Citigroup argued that the group’s 98% ‘meet or beat’ combined operating ratio (COR) target could not be sustained for much longer and may already have been breached. It said that Aviva was “maintaining the appearance” of meeting the target through a combination of unsustainable reserve releases, the inclusion of extraneous businesses and the exclusion of relevant costs.
Aviva’s cost base was still too high and its efforts to reduce it were being counteracted by higher commissions to brokers, inflation in the system and shrinkage of premium volume, the banking group warned. Citigroup also expressed concern about Aviva’s efforts to increase rates and said claims costs could rise if the UK economy slipped into recession.
It said: “Having been a ‘second quartile’ performer in 2004 it is now deep in ‘third quartile’ territory, suggesting this business has some serious challenges. Things should still be OK for 2008 but concerns are gathering for 2009.”
Aviva’s rating was downgraded from ‘buy’ to ‘hold’, on the back of Citigroup’s views on the fortunes of the UK general insurance market. RSA’s performance, meanwhile, was a curate’s egg, according to Citigroup. The insurer’s underlying UK accident year combined ratio was around 103% excluding the summer’s flood losses. Margins were likely to deteriorate further in 2008 and 2009, requiring substantial prior year reserve releases to achieve a UK COR of below 100%, which may not prove sustainable.

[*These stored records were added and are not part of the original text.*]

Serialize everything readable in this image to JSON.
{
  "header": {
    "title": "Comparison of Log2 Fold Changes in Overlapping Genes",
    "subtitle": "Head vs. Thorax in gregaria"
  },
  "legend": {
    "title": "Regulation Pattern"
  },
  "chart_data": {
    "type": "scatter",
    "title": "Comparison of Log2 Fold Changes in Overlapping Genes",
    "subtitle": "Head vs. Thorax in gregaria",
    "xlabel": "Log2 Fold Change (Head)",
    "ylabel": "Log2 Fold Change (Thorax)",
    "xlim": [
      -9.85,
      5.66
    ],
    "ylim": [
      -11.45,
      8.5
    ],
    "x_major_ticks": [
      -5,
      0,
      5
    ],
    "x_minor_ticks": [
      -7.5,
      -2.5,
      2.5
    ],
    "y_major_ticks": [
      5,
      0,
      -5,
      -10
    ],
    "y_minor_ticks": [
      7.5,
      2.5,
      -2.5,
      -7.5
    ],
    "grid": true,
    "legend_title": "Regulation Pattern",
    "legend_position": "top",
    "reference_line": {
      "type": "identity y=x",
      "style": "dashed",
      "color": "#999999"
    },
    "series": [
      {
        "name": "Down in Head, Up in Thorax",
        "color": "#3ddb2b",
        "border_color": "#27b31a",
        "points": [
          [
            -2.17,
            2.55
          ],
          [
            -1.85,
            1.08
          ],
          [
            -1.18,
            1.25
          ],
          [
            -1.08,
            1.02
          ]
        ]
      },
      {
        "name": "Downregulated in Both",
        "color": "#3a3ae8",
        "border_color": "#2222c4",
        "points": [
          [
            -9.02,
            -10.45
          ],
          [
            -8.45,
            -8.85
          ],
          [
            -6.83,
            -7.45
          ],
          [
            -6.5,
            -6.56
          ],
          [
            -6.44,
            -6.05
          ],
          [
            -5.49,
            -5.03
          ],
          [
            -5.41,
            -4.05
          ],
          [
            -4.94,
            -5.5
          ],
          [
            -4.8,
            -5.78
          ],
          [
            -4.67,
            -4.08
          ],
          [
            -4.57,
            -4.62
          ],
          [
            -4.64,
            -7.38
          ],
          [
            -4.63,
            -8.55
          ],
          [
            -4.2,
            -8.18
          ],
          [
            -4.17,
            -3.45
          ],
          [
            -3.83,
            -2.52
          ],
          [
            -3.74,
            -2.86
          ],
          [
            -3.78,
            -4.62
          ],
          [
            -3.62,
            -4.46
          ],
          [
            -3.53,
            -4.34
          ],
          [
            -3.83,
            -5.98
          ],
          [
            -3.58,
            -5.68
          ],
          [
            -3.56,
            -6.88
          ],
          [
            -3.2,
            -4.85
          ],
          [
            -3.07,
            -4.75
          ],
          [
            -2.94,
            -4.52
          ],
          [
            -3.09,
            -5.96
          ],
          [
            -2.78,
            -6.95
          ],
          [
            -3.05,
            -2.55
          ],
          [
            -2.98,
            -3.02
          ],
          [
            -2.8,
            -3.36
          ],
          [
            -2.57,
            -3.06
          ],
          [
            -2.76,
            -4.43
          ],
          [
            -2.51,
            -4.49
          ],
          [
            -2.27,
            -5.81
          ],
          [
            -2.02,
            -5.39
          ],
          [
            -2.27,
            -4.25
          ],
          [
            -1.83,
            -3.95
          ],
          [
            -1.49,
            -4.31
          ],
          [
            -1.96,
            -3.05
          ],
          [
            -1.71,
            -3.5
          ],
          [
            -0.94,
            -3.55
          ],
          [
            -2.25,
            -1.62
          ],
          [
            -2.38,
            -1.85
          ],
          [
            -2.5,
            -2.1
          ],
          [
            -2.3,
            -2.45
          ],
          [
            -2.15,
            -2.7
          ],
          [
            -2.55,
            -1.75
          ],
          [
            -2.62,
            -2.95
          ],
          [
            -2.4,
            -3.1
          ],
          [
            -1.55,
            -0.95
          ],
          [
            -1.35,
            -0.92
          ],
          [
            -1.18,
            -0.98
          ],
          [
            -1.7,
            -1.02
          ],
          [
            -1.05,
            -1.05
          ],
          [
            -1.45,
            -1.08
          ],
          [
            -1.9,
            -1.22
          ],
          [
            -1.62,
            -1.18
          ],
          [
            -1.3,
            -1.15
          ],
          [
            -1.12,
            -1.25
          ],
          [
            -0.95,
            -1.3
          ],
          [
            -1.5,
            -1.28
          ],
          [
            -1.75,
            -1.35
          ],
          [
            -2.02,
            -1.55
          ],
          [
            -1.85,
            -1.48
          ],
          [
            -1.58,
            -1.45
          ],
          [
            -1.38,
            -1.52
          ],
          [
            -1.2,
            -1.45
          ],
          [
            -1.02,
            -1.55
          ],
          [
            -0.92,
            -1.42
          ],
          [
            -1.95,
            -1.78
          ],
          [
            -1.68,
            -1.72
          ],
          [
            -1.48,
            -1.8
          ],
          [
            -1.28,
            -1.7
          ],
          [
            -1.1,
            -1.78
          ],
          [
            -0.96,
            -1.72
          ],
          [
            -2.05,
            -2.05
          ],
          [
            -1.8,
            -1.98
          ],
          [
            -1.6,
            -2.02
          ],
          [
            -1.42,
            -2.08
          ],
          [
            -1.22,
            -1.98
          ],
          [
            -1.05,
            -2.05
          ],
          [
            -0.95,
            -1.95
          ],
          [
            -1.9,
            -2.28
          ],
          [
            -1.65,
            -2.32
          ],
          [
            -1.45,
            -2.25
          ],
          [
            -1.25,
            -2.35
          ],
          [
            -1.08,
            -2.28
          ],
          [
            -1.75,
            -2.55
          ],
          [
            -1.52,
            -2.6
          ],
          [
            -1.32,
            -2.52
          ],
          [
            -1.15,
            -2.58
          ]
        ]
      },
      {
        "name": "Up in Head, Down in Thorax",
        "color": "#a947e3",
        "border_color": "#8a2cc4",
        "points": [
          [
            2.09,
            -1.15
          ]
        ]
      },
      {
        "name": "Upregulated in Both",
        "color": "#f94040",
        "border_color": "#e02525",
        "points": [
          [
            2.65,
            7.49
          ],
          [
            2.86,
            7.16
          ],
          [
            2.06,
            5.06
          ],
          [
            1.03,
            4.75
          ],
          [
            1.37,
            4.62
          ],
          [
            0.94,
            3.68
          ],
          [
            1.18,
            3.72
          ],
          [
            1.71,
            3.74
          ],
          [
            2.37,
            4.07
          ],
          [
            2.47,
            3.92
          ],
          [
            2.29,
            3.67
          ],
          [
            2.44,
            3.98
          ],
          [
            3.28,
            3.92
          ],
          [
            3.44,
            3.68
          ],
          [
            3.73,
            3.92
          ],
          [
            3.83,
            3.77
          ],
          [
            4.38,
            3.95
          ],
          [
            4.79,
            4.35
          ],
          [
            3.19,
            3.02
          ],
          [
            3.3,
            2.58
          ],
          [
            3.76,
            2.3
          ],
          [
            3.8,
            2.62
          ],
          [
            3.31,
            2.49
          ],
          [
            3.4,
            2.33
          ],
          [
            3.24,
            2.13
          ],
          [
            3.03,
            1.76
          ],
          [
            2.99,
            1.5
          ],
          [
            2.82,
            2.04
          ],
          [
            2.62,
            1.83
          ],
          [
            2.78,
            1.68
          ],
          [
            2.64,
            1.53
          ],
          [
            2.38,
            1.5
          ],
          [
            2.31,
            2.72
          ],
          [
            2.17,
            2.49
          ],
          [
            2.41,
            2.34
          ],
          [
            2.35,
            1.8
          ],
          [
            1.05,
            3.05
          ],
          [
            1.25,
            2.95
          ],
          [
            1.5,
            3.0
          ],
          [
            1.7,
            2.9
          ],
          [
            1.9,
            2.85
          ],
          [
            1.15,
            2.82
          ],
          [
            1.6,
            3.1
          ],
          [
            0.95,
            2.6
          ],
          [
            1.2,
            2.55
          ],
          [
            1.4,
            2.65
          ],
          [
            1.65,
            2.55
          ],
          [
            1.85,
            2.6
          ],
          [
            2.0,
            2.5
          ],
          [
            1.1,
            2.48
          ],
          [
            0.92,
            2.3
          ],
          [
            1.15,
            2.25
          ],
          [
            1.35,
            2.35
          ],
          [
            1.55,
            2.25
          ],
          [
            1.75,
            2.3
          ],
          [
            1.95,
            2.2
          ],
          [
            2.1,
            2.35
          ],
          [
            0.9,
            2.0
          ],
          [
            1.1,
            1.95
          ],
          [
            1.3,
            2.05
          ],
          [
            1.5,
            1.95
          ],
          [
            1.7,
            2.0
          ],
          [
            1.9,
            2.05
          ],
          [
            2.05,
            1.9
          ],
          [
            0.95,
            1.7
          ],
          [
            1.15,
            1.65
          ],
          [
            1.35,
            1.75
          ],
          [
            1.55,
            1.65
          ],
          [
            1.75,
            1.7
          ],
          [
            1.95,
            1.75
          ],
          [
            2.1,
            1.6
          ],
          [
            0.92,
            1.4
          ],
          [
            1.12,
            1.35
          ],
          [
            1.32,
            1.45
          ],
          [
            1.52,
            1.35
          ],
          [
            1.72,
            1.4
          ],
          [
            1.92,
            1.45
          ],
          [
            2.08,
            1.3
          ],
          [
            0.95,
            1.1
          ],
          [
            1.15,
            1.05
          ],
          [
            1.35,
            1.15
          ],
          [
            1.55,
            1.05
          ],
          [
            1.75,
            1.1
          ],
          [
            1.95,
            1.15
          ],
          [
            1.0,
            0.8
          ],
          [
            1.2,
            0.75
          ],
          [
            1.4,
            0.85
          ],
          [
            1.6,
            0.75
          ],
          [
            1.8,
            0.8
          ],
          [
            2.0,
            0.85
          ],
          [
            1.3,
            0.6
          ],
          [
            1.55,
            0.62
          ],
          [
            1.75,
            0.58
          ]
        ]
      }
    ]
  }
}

RSA will report its half year results this week and is expected to unveil operating profits of about £421m, compared with £403m last time.
Citigroup said RSA’s management was navigating through the soft market better than its peers, with UK underwriting performance “looking a lot better than for Aviva”. But the expense ratio was still high and commercial property results last year were poor, said Citigroup.
It concluded that RSA was well placed to benefit from a potential turn in the market. RSA’s rating was downgraded from ‘buy’ to ‘hold’.